Drug combinations are increasingly applied to treat a wide range of complex diseases. Drug action and thus also drug combination effects can differ between diseases, e.g., due to molecular differences. Therefore, disease-specific predictions are required for treatments. A plethora of methods based on cell-line screening data in cancer has been proposed. However, their extendability to other diseases is limited, as is their applicability in the clinical context due to the in-vivo-in-vitro gap. In contrast, only few approaches rely on clinically validated data.
Here, we propose CombDNF, a novel machine-learning based method for disease-specific drug combination prediction on clinically validated data. CombDNF is trained and predicts both on clinically approved (effective) and clinically reported adverse drug combinations from a broad collection of data sources. It can cope with the highly imbalanced label distribution in drug combination data. Further, CombDNF leverages network-derived features based on drug target and disease gene relationships. To incorporate uncertainty of the network topology it relies on edge weights in the underlying network.
Supplementary Notes, Figures, and Tables are available here
CombDNF consists of two steps:
- Network-based feature generation: Generate features for drug combination from protein-protein interaction network.
- Drug Combination classification: Train and evaluate classification XGBoost and other classification models on drug combination data.
CombDNF is implemented and tested in python 3.10.14. All package requirements are available in requirements.txt
See test_data/ for a small test set for testing CombDNF. This also shows the input data structure used in CombDNF.
Network-based features are generated using a protein-protein interaction network, drug-target interactions and disease genes as input.
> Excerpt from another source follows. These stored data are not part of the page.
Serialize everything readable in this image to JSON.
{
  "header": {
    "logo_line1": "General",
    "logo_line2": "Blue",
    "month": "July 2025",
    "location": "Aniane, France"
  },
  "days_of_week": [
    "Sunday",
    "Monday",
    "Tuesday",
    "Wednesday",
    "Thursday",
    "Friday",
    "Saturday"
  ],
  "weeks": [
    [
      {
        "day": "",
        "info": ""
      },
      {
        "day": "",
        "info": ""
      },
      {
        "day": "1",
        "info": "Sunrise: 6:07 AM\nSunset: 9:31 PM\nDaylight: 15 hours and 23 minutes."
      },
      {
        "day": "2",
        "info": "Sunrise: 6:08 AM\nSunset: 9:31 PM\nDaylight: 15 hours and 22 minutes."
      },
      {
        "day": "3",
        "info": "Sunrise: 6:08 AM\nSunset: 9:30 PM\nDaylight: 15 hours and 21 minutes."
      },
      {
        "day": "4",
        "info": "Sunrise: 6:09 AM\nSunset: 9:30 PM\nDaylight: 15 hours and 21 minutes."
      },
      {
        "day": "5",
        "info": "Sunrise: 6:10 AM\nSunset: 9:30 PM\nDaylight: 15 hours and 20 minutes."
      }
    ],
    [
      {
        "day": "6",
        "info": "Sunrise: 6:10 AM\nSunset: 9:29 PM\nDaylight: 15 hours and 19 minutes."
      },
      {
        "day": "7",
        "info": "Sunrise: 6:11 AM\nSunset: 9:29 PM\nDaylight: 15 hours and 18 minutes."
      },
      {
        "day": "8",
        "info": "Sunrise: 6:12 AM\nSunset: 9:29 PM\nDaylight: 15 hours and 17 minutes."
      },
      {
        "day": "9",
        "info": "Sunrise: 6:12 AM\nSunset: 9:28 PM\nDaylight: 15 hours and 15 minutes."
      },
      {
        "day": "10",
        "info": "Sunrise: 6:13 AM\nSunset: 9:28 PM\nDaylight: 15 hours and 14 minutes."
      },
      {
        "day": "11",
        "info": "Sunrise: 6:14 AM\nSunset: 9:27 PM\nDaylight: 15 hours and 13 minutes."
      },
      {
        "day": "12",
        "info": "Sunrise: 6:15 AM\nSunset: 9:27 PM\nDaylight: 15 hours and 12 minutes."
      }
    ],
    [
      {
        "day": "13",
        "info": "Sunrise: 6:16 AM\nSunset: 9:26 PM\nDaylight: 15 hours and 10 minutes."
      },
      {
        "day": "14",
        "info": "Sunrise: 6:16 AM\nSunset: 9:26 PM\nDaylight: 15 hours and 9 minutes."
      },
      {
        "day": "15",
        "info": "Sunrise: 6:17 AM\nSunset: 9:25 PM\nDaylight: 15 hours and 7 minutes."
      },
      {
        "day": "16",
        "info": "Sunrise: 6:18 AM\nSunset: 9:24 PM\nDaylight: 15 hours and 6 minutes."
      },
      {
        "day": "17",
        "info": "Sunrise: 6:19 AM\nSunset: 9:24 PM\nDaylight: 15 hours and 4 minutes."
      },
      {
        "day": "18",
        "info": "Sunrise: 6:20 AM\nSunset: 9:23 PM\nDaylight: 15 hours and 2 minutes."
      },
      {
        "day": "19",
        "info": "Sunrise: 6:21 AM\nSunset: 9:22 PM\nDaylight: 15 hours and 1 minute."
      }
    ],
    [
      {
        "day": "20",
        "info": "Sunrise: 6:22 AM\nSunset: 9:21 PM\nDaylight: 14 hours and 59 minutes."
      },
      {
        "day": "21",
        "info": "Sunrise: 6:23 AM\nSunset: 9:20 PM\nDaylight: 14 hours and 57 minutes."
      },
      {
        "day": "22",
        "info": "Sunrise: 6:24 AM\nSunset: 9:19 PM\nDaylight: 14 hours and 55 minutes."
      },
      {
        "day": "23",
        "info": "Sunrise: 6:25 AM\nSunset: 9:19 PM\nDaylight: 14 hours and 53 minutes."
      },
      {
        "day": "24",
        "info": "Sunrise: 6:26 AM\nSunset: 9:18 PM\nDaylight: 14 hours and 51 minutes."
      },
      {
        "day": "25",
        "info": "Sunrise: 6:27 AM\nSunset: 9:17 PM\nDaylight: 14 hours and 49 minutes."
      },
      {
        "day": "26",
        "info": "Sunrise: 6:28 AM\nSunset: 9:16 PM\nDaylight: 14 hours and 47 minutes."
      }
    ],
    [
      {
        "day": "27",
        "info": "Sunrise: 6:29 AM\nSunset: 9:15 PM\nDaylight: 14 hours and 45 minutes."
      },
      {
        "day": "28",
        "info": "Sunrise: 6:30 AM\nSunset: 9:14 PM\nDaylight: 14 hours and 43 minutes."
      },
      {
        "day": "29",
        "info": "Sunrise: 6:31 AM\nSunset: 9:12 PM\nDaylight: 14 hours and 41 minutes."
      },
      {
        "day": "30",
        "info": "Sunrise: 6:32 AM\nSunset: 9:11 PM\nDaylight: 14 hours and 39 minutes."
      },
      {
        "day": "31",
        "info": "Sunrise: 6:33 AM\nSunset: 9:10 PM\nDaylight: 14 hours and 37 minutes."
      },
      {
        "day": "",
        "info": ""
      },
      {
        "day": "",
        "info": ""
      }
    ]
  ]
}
Features can be computed on the binary network or weighted network (with -w)
Example run:
python CombDNF_feature_generation_CLI.py -n test_data/test_PPI_network.txt -t test_data/test_drug_targets.txt -dm test_data/test_disease_genes.txt -o test_data/output/ -w -sp -c 4
For information on all parameters see
python CombDNF_feature_generation_CLI.py -h
Input data for CombDNF feature generation consists of three files:
- Protein-protein interaction network: A tab-separated file with two columns containing the interacting proteins. The first column contains the source protein and the second column contains the target protein.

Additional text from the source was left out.